Life Without Chocolate: the Horror of Chocolate Allergies

Have you ever considered what life would be like without chocolate? That's the heinous fate endured by those who suffer from chocolate allergies.

We like to think of ourselves as rather adventuresome here at X-Choc, but even we shudder at the thought of chocolate allergies. Why, those can lead to one of the most extreme chocolate experiences anyone could ever encounter: severely reduced chocolate intake -- or worse, no chocolate intake at all!

We hate to even mention the possibility, but as chocolate lovers, you need to understand both the good and the bad about your favorite snack. Not that chocolate itself is necessarily bad; it's how your body responds to one or more of its ingredients that may cause an allergic reaction.

How Chocolate Allergies Work

Like all allergies, chocolate allergies result from an over-vigilant immune system. There's nothing in chocolate that's actually poisonous to you; otherwise it wouldn't be the world's favorite food. However, your body may mistakenly think that one of its 300+ components is poisonous, and react accordingly.
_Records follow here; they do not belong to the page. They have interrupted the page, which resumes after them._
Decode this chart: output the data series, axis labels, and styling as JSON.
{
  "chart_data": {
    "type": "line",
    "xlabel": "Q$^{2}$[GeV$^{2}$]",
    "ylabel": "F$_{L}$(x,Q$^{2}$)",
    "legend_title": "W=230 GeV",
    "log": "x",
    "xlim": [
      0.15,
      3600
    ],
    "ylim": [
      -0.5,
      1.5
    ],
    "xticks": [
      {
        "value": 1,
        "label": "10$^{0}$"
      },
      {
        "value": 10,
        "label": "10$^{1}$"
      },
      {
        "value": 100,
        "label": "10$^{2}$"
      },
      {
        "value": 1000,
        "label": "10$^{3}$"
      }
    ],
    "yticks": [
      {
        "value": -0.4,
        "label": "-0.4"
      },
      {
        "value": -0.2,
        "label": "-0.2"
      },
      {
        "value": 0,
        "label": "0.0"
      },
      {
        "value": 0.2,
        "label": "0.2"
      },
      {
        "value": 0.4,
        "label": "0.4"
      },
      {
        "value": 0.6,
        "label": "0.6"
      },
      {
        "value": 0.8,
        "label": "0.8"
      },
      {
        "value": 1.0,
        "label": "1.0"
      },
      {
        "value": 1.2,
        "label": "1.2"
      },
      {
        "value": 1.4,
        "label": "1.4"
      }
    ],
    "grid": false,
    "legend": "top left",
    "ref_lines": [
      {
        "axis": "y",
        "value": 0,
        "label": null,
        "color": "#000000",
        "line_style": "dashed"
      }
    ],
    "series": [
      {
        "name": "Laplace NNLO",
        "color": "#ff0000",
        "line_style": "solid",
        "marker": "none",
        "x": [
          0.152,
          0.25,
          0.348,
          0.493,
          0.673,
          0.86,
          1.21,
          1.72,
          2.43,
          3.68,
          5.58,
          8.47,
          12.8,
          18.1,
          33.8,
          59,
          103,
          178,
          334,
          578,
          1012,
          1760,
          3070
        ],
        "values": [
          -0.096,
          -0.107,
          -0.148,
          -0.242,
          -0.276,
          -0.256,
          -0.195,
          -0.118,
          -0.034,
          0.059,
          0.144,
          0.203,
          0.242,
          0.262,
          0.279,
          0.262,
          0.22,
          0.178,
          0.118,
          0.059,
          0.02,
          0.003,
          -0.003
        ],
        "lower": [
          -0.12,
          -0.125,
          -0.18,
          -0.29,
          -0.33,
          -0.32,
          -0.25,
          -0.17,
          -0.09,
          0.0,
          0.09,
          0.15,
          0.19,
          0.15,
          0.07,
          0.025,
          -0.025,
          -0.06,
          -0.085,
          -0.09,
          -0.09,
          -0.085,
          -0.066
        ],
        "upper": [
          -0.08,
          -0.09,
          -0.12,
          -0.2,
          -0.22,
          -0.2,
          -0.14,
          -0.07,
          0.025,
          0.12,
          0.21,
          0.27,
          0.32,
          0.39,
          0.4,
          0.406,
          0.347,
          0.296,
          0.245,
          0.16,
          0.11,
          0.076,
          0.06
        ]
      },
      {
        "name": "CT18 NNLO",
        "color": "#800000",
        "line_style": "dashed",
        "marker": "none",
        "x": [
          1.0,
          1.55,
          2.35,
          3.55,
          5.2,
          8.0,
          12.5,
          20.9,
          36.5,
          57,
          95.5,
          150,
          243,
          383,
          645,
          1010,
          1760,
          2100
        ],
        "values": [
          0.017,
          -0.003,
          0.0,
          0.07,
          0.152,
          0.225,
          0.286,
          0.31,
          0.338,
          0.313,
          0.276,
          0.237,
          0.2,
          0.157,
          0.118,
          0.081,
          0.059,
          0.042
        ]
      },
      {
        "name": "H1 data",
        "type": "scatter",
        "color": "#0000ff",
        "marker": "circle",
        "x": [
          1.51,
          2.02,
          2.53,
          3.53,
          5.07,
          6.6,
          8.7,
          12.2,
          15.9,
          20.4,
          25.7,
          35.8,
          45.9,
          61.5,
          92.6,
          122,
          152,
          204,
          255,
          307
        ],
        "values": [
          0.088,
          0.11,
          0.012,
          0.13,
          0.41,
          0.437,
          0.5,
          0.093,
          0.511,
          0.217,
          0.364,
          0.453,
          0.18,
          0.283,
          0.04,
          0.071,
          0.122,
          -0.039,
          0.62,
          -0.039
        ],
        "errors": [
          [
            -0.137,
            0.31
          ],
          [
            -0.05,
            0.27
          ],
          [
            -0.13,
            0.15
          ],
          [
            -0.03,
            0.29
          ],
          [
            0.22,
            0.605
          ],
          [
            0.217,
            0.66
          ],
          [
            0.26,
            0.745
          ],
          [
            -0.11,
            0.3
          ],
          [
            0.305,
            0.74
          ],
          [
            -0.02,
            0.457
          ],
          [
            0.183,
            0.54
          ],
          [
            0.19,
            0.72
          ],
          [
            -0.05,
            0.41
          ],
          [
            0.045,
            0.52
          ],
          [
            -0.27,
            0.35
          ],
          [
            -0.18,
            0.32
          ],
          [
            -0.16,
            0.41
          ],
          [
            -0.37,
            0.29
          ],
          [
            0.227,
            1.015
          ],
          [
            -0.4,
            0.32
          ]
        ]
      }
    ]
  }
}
In response, your nose may get runny, your eyes itchy and swollen, or you may sneeze. In some cases, nasty skin rashes appear. You may even get mood swings and headaches, courtesy of cocoa's active ingredient, theobromine, and its relative caffeine.

Maybe it's not the chocolate, really

It's a good bet, however, that your chocolate allergy (if you're unfortunate enough to have one) is caused not by a reaction to the natural components in the cacao bean -- those sorts of allergies are very rare -- but to a reaction to one or more of the extra ingredients in the commercial chocolate you eat.
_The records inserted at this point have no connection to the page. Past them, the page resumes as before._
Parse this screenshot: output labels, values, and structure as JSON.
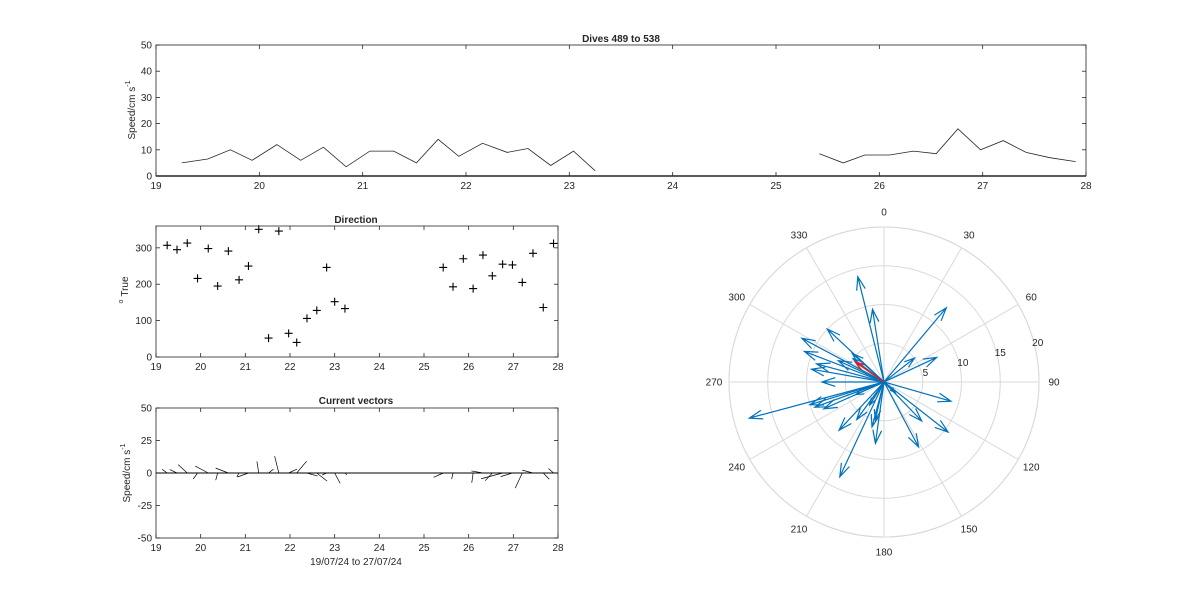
{
  "chart_data": [
    {
      "id": "speed",
      "type": "line",
      "title": "Dives 489 to 538",
      "xlabel": "",
      "ylabel": "Speed/cm s",
      "ylabel_sup": "-1",
      "xlim": [
        19,
        28
      ],
      "ylim": [
        0,
        50
      ],
      "xticks": [
        19,
        20,
        21,
        22,
        23,
        24,
        25,
        26,
        27,
        28
      ],
      "yticks": [
        0,
        10,
        20,
        30,
        40,
        50
      ],
      "grid": true,
      "color": "#262626",
      "series": [
        {
          "name": "",
          "points": [
            [
              19.25,
              5
            ],
            [
              19.5,
              6.5
            ],
            [
              19.72,
              10
            ],
            [
              19.93,
              6
            ],
            [
              20.17,
              12
            ],
            [
              20.4,
              6
            ],
            [
              20.62,
              11
            ],
            [
              20.84,
              3.5
            ],
            [
              21.07,
              9.5
            ],
            [
              21.3,
              9.5
            ],
            [
              21.52,
              5
            ],
            [
              21.73,
              14
            ],
            [
              21.93,
              7.5
            ],
            [
              22.16,
              12.5
            ],
            [
              22.4,
              9
            ],
            [
              22.6,
              10.5
            ],
            [
              22.82,
              4
            ],
            [
              23.04,
              9.5
            ],
            [
              23.25,
              2
            ]
          ]
        },
        {
          "name": "",
          "points": [
            [
              25.42,
              8.5
            ],
            [
              25.65,
              5
            ],
            [
              25.86,
              8
            ],
            [
              26.1,
              8
            ],
            [
              26.33,
              9.5
            ],
            [
              26.55,
              8.5
            ],
            [
              26.76,
              18
            ],
            [
              26.98,
              10
            ],
            [
              27.2,
              13.5
            ],
            [
              27.42,
              9
            ],
            [
              27.65,
              7
            ],
            [
              27.9,
              5.5
            ]
          ]
        }
      ]
    },
    {
      "id": "direction",
      "type": "scatter",
      "title": "Direction",
      "xlabel": "",
      "ylabel": "True",
      "ylabel_sup": "o",
      "xlim": [
        19,
        28
      ],
      "ylim": [
        0,
        360
      ],
      "xticks": [
        19,
        20,
        21,
        22,
        23,
        24,
        25,
        26,
        27,
        28
      ],
      "yticks": [
        0,
        100,
        200,
        300
      ],
      "grid": true,
      "marker": "+",
      "color": "#000000",
      "points": [
        [
          19.25,
          307
        ],
        [
          19.47,
          295
        ],
        [
          19.7,
          313
        ],
        [
          19.93,
          216
        ],
        [
          20.17,
          298
        ],
        [
          20.38,
          195
        ],
        [
          20.62,
          291
        ],
        [
          20.86,
          212
        ],
        [
          21.07,
          250
        ],
        [
          21.3,
          351
        ],
        [
          21.52,
          52
        ],
        [
          21.75,
          346
        ],
        [
          21.97,
          65
        ],
        [
          22.15,
          40
        ],
        [
          22.38,
          106
        ],
        [
          22.6,
          128
        ],
        [
          22.82,
          246
        ],
        [
          23.0,
          152
        ],
        [
          23.23,
          133
        ],
        [
          25.43,
          246
        ],
        [
          25.65,
          193
        ],
        [
          25.88,
          270
        ],
        [
          26.1,
          188
        ],
        [
          26.32,
          280
        ],
        [
          26.53,
          223
        ],
        [
          26.76,
          255
        ],
        [
          26.98,
          253
        ],
        [
          27.2,
          205
        ],
        [
          27.44,
          285
        ],
        [
          27.67,
          136
        ],
        [
          27.9,
          312
        ]
      ]
    },
    {
      "id": "vectors",
      "type": "line",
      "title": "Current vectors",
      "xlabel": "19/07/24 to 27/07/24",
      "ylabel": "Speed/cm s",
      "ylabel_sup": "-1",
      "xlim": [
        19,
        28
      ],
      "ylim": [
        -50,
        50
      ],
      "xticks": [
        19,
        20,
        21,
        22,
        23,
        24,
        25,
        26,
        27,
        28
      ],
      "yticks": [
        -50,
        -25,
        0,
        25,
        50
      ],
      "grid": true,
      "color": "#000000",
      "baseline": [
        [
          19,
          0
        ],
        [
          23.25,
          0
        ],
        [
          25.42,
          0
        ],
        [
          28,
          0
        ]
      ]
    },
    {
      "id": "polar",
      "type": "polar",
      "title": "",
      "theta_ticks": [
        0,
        30,
        60,
        90,
        120,
        150,
        180,
        210,
        240,
        270,
        300,
        330
      ],
      "r_ticks": [
        5,
        10,
        15,
        20
      ],
      "rmax": 20,
      "direction": "clockwise",
      "zero": "top",
      "arrow_color": "#0072bd",
      "mean_color": "#d92020",
      "mean_vector": {
        "speed": 4.5,
        "direction": 305
      }
    }
  ]
}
If you get sick when you eat chocolate, you may actually be allergic to the soy lecithin, milk, gluten, nuts, dyes, flavorings, or corn syrup that it's been diluted with. A general rule of thumb is that the darker the chocolate and the higher its quality, the fewer reactions it causes, because it's higher in pure cocoa.

Is experimentation in order?

If you avoid certain additives, you may be able to avoid your so-called chocolate allergies. For example, try darker semisweet chocolate if you suspect a milk allergy, or look for a brand that doesn't contain gluten or soy lecithin and see if that helps. Eventually, you might be able to enjoy chocolate again.
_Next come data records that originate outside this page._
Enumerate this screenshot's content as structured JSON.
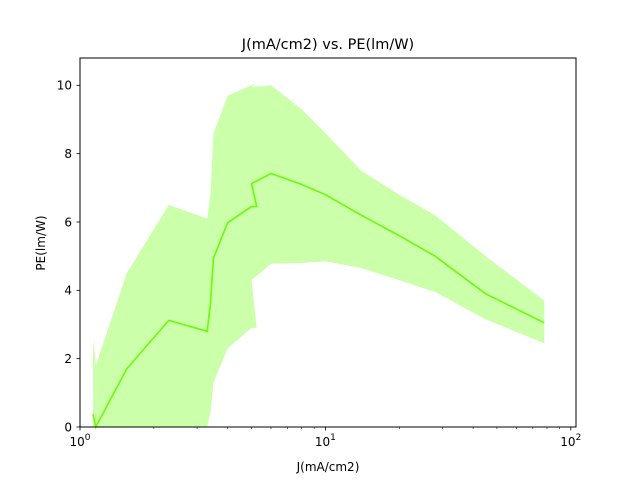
{
  "chart_data": {
    "type": "line",
    "title": "J(mA/cm2) vs. PE(lm/W)",
    "xlabel": "J(mA/cm2)",
    "ylabel": "PE(lm/W)",
    "xscale": "log",
    "xlim": [
      1,
      105
    ],
    "ylim": [
      0,
      10.8
    ],
    "x_ticks": [
      {
        "value": 1,
        "base": "10",
        "exp": "0"
      },
      {
        "value": 10,
        "base": "10",
        "exp": "1"
      },
      {
        "value": 100,
        "base": "10",
        "exp": "2"
      }
    ],
    "y_ticks": [
      0,
      2,
      4,
      6,
      8,
      10
    ],
    "grid": false,
    "colors": {
      "line": "#66ff00",
      "band": "#ccffaa"
    },
    "series": [
      {
        "x": [
          1.13,
          1.16,
          1.55,
          2.3,
          3.3,
          3.4,
          3.5,
          4.0,
          5.0,
          5.25,
          5.0,
          6.0,
          8.0,
          10.0,
          14.0,
          20.0,
          28.0,
          45.0,
          78.0
        ],
        "y": [
          0.38,
          0.0,
          1.7,
          3.12,
          2.8,
          3.6,
          4.95,
          5.98,
          6.45,
          6.45,
          7.12,
          7.42,
          7.1,
          6.8,
          6.2,
          5.6,
          5.0,
          3.9,
          3.05
        ],
        "upper": [
          2.6,
          1.8,
          4.5,
          6.5,
          6.1,
          6.8,
          8.6,
          9.7,
          10.0,
          10.05,
          9.95,
          10.0,
          9.3,
          8.6,
          7.5,
          6.8,
          6.2,
          5.0,
          3.7
        ],
        "lower": [
          0.0,
          0.0,
          0.0,
          0.0,
          0.0,
          0.4,
          1.3,
          2.3,
          2.9,
          2.9,
          4.3,
          4.78,
          4.8,
          4.85,
          4.65,
          4.3,
          3.95,
          3.15,
          2.45
        ]
      }
    ]
  }
}
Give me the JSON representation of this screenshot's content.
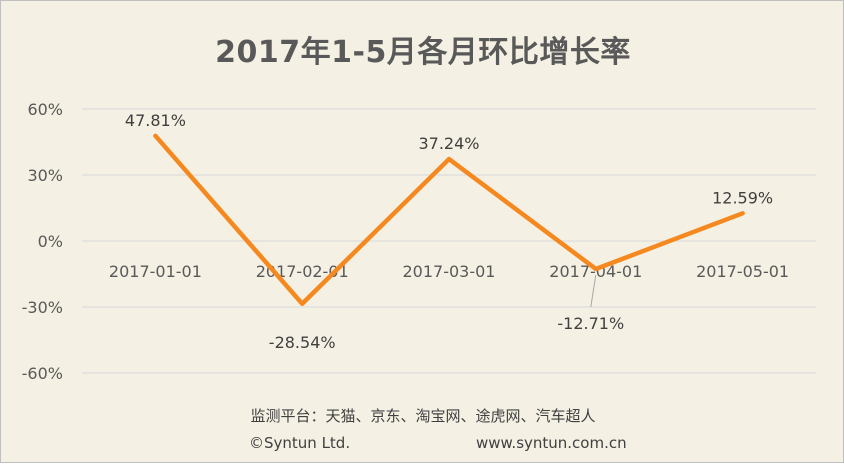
{
  "chart_data": {
    "type": "line",
    "title": "2017年1-5月各月环比增长率",
    "categories": [
      "2017-01-01",
      "2017-02-01",
      "2017-03-01",
      "2017-04-01",
      "2017-05-01"
    ],
    "series": [
      {
        "values": [
          47.81,
          -28.54,
          37.24,
          -12.71,
          12.59
        ],
        "color": "#f5891f"
      }
    ],
    "data_labels": [
      "47.81%",
      "-28.54%",
      "37.24%",
      "-12.71%",
      "12.59%"
    ],
    "yticks": [
      60,
      30,
      0,
      -30,
      -60
    ],
    "ytick_labels": [
      "60%",
      "30%",
      "0%",
      "-30%",
      "-60%"
    ],
    "ylim": [
      -60,
      60
    ],
    "grid": true,
    "legend": "none"
  },
  "footer": {
    "platforms": "监测平台：天猫、京东、淘宝网、途虎网、汽车超人",
    "copyright": "©Syntun Ltd.",
    "website": "www.syntun.com.cn"
  },
  "colors": {
    "background": "#f4f0e3",
    "line": "#f5891f",
    "grid": "#d9d9d9"
  }
}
If this doesn't work, take a look at your medicine cabinet. Do you take a "selective serotonin reuptake inhibitor," like Paxil or Prozac? Chocolate contains serotonin, a chemical that makes you feel good, and the purpose of the above drugs is to fight depression by increasing the amount of serotonin in your brain.

It may be that your allergy is, in fact, a reaction to too much serotonin in your bloodstream. And no, this does not mean you should stop taking your medicine in favor of eating chocolate! Always, always be sure to check with your doctor before treating any suspected chocolate allergies, however minor.